What is HIPAA?

HIPAA isn’t hard. It’s just opaque, and the organizational penalties can be high, so people fear it. HIPAA also does not map well to the way people work today. This HIPAA training will make HIPAA relevant and easy to follow.

HIPAA stands for Health Insurance Portability and Accountability Act. It was enacted by Congress in 1996. It went into effect in stages from 2001 to 2006. The intention of HIPAA is to standardize healthcare transactions and to create protections for the use of protected health information (PHI).

At the time it was written, HIPAA was almost exclusively concerned with traditional healthcare organizations - care delivery organizations and health insurance companies.
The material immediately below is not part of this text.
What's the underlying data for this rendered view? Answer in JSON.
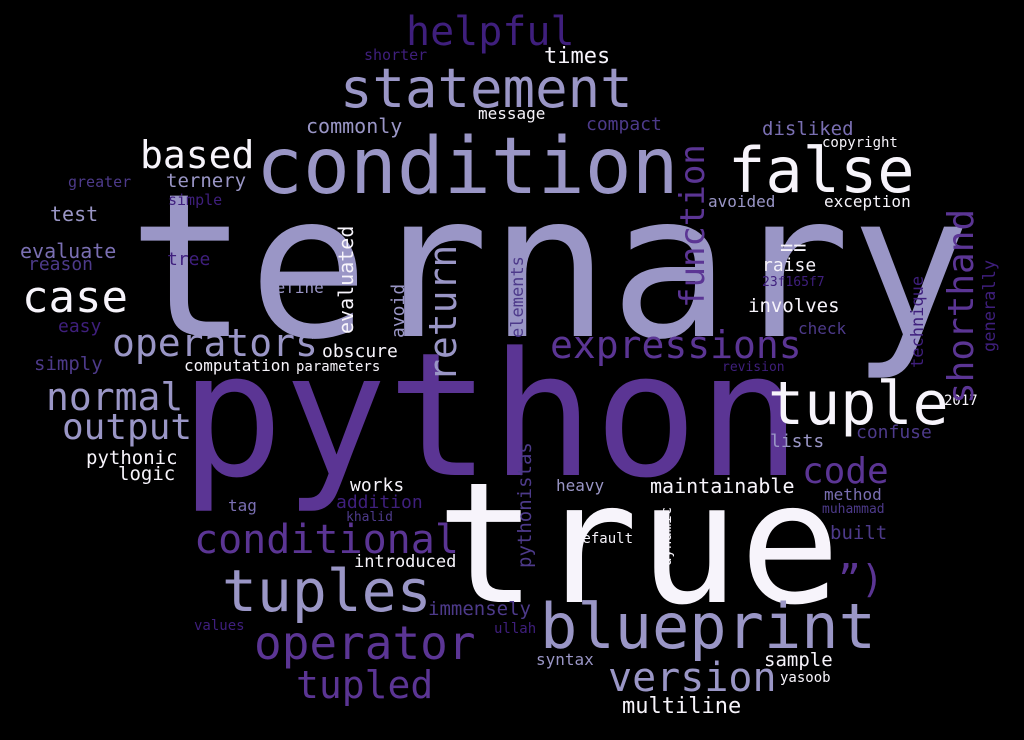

Because HIPAA was focused on data exchange and portability, It also covered healthcare clearinghouses that process and facilitate the exchange of healthcare data.

HIPAA was originally written before the first Internet bubble. Since that time, both the healthcare market and the technology market have changed considerably. As such, HIPAA has been updated, most notably in 2013 with the HIPAA Omnibus Rule, which expanded coverage to service and technology partners of healthcare organizations.

The big example of how HIPAA was expanded is that HIPAA now covers cloud and SaaS providers that have healthcare customers. In a world of APIs, app ecosystems and marketplaces, and data sharing, HIPAA coverage can expand across multiple technology and organizational layers.

Despite this expansion in 2013, traditional healthcare organizations remain the focal point for HIPAA.

Where to focus

For the purposes of this HIPAA training, the area we are focused on is the protection of PHI. When it comes to protecting PHI, the essence of the HIPAA rules can be distilled down into two sections.

1. Privacy. Ensuring access to PHI is only allowed for approved purposes (care delivery and billing are the most common purposes under HIPAA). This is where your privacy policies and procedures come from. This is the when and why of HIPAA.
2. Security. Ensuring best practices to secure processes and technology. This is where your policies and procedures are implemented. This is the how of HIPAA.

HIPAA is really that simple.

When you are uncertain about compliance in any of your day to day work, do not hesitate to reach out to your manager, human resources, compliance people, or data protection officer (if you have one). It is their job, and a requirement of regulation, for them to help you navigate these waters. You are not alone.

Your responsibility, regardless of the functional area in which you work, if you work for an organization that in some way touches PHI, is to make sure you are always focused on protecting PHI from unauthorized access.